The first two wells took longer than expected as Wild Well and Oceaneering worked out the kinks in the multicomponent system. But the next three easily beat its predicted times, which were lower than industry averages, according to the company’s presentation.

The method was created as a way to plug and abandon offshore wells without the high cost of deepwater rigs and risers. But the first job showed how the economics of the business have changed since oil prices and offshore drilling rates have sunk.

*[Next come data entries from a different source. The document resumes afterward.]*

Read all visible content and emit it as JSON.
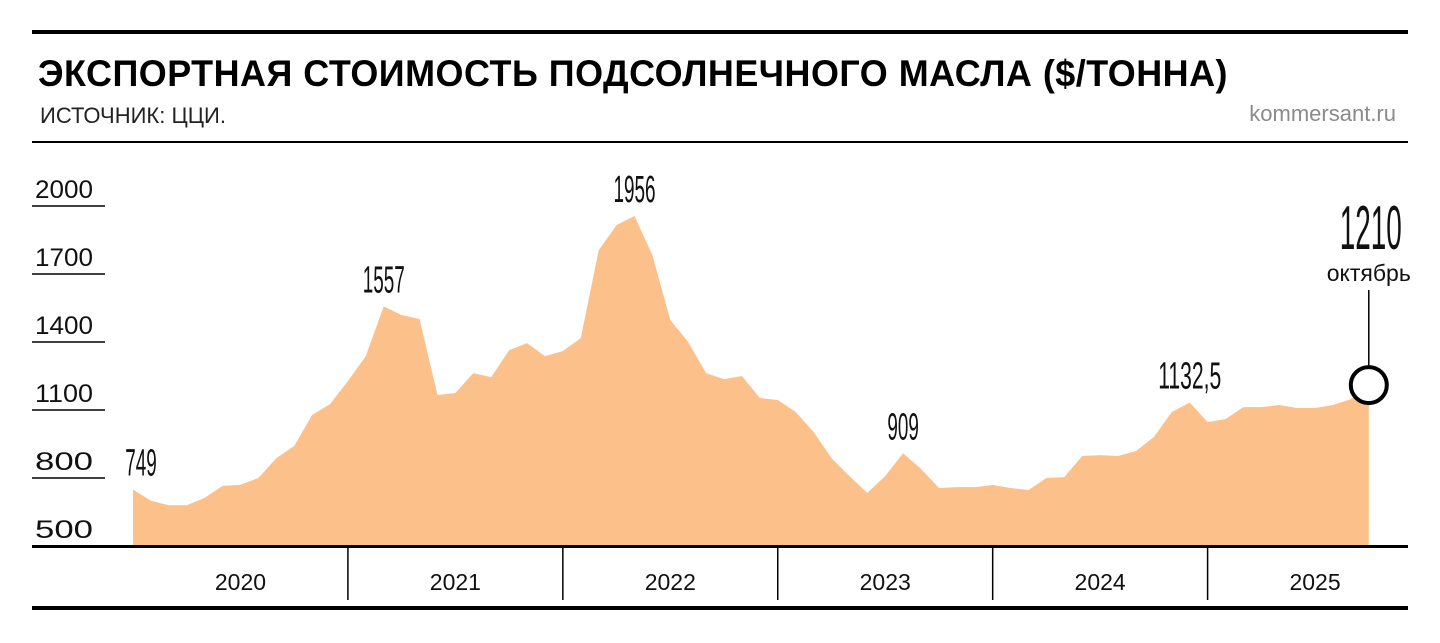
{
  "header": {
    "title": "ЭКСПОРТНАЯ СТОИМОСТЬ ПОДСОЛНЕЧНОГО МАСЛА ($/ТОННА)",
    "source": "ИСТОЧНИК: ЦЦИ.",
    "credit": "kommersant.ru"
  },
  "colors": {
    "fill": "#FCC08A",
    "text": "#111111"
  },
  "chart_data": {
    "type": "area",
    "title": "ЭКСПОРТНАЯ СТОИМОСТЬ ПОДСОЛНЕЧНОГО МАСЛА ($/ТОННА)",
    "xlabel": "",
    "ylabel": "$/тонна",
    "ylim": [
      500,
      2000
    ],
    "yticks": [
      "2000",
      "1700",
      "1400",
      "1100",
      "800",
      "500"
    ],
    "years": [
      "2020",
      "2021",
      "2022",
      "2023",
      "2024",
      "2025"
    ],
    "x_start": "2020-01",
    "x_step": "month",
    "values": [
      749,
      700,
      680,
      680,
      712,
      765,
      770,
      800,
      888,
      941,
      1078,
      1126,
      1228,
      1338,
      1557,
      1519,
      1501,
      1166,
      1175,
      1263,
      1245,
      1364,
      1395,
      1338,
      1360,
      1417,
      1805,
      1916,
      1956,
      1783,
      1497,
      1400,
      1263,
      1236,
      1250,
      1153,
      1144,
      1091,
      1003,
      888,
      809,
      734,
      809,
      909,
      840,
      756,
      760,
      760,
      769,
      756,
      747,
      800,
      804,
      897,
      901,
      897,
      919,
      981,
      1091,
      1132.5,
      1047,
      1060,
      1113,
      1113,
      1122,
      1109,
      1109,
      1122,
      1148,
      1210
    ],
    "annotations": [
      {
        "index": 0,
        "label": "749"
      },
      {
        "index": 14,
        "label": "1557"
      },
      {
        "index": 28,
        "label": "1956"
      },
      {
        "index": 43,
        "label": "909"
      },
      {
        "index": 59,
        "label": "1132,5"
      }
    ],
    "last": {
      "label": "1210",
      "sublabel": "октябрь"
    },
    "grid": false
  }
}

With floating rigs rates now comparable to the cost of the multiservice vessels that the method was designed to use, Burguieres said that at the request of their client, they used a floating rig, which provides a more stable platform.

Wild Well has four wells left on the nine-well contract. The work ahead becomes increasingly difficult. Over the first five wells, only one annular had to be plugged. Ahead are wells with two annulars, and one with three.

Based on land testing, he said Wild Well can perforate three casing walls in sequence—even if the pipe is out of line, creating uneven spaces.

The faster-than-expected plugging hastens the day when Wild Well will need to find some work. One possibility is an oil company with a couple of wells to plug holding a long-term contract on an under­used deepwater drilling rig.

Burguieres would like to use a riser to deliver the DeepRange tool to demonstrate its performance in that environment, in hopes of broadening the possible uses of the tool.

The tool is one of several components developed to plug complex wells without a riser:

  • The Well Intervention Control System built by Oceaneering, which is a “flightless” remotely operated vehicle lowered to the work site.
  • The 7 Series device is used to control pressures during work and safely insert equipment into a well.
  • The Concentric Circulating System is used to send fluid down to the well through a pipe inside the larger drilling pipe used to land the 7 Series and fluid circulation equipment.
  • The DeepRange tool is a multifunction wireline tool used to perforate, circulate, and cement.